The TEE showed masses in the left ventricle, intra-atrial septum, and a small pericardial effusion. Figure 1 demonstrates a transesophageal echocardiography (TEE) in diastolic mid-
esophageal apical four chamber view. It shows a large mass occupying majority of the left ventricular cavity that extends from the apex towards the base. Measuring 3.8 cm by 5.58 cm, it remains attached to the lateral wall. The left ventricular wall motion is grossly normal. Figure 2 displays a modified TEE image of the right atrium and right ventricle. The second mass is attached from the mid to inferior portion of the interatrial septum involving the area of the fossa ovalis. The mass also protrudes into the right and left atrium. This view also shows a mild pericardial effusion around the right atrium. The mitral and tricuspid valves are grossly normal. Figure 3 shows a TEE transgastric short axis view. The mass, measuring 3.8 cm by 3.9 cm is attached to the lateral wall of the left ventricle. Surgical craniotomy proceeded uneventfully The patient underwent re-staging of disease 2 weeks after her surgery and the CT scan showed masses in the left ventricle of 4.9 x 3.3 cm, the intra-atrial septal mass had grown from 4 x 3.1 cm to 5.3 x 5.4 cm. The right atrium showed a mass measuring 1.3 x 0.9 cm. Two months after her craniotomy, the patient died in hospice care, presumably from a hemorrhagic lesion in the cerebellum for which she was not a surgical candidate.
Primary cardiac tumors are rare, but cardiac metastatic disease to the heart occurs in approximately 5% of patients with terminally ill cancer . Melanoma, lung cancer, lymphoma, and breast cancers have the highest rates of cardiac metastasis. Cardiac involvement is present in approximately 64% of cases with metastatic melanoma [3,4]. The primary malignancy of our patient was a clear cell sarcoma, which is a rare, variant type of tumor that is often classified as a type of melanoma. Given the low incidence of clear cell sarcoma, prediction of cardiac metastasis is difficult. However given that clear cell sarcoma exhibits much of the same clinical behavior of metastatic melanoma, we chose to review melanoma in addition to these rare sarcomas, since clinicians should assess for cardiac disease in either diagnosis. Cardiac involvement of clear cell sarcoma was studied at the Osaka University Graduate School of Medicine in Japan.
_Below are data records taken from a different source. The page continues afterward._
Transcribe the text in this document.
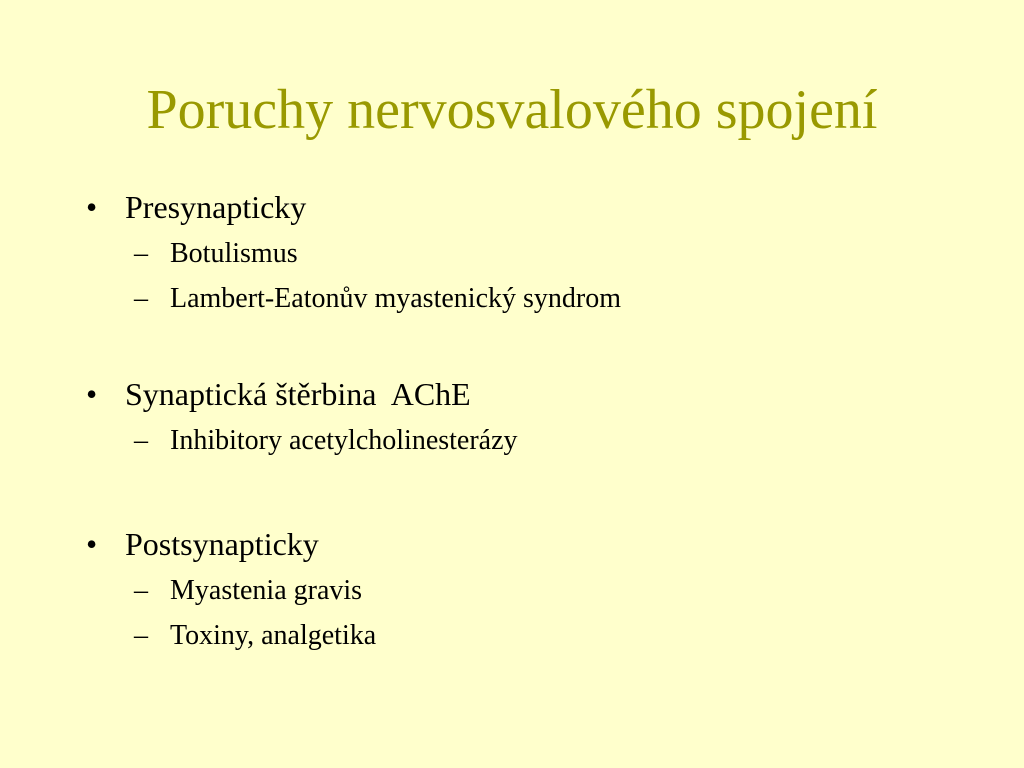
Poruchy nervosvalového spojení
• Presynapticky
– Botulismus
– Lambert-Eatonův myastenický syndrom
• Synaptická štěrbina  AChE
– Inhibitory acetylcholinesterázy
• Postsynapticky
– Myastenia gravis
– Toxiny, analgetika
Their study looked at 641 patients with sarcoma and identified 11 patients who were diagnosed with intercardiac lesions while living, of these, 2 patients carried the diagnosis of clear cell sarcoma. The overall findings of their study recommended routine echocardiography to assess for cardiac lesions in any soft tissue sarcoma [5-8]. Malignant melanoma can appear at almost any anatomical location and with a relatively unpredictable time scale. Relative to the heart, one author indicated cardiac metastasis was observed upon autopsy in 45 out of 70 patients with malignant melanoma. Malignant melanoma most commonly involves the myocardium and a preference for the right atrium, although any location could potentially be involved . One theory for melanomic cardiac affinity relates to a common embryonic neural crest origin . The endocardial cushions, which are derived from neural crest, form part of cardiac septae. For patients with malignant melanoma and soft tissue sarcomas, clinicians should consider utilizing screening for assessing cardiac involvement using TTE or TEE, given the incidence of cardiac metastasis associated with disease progression.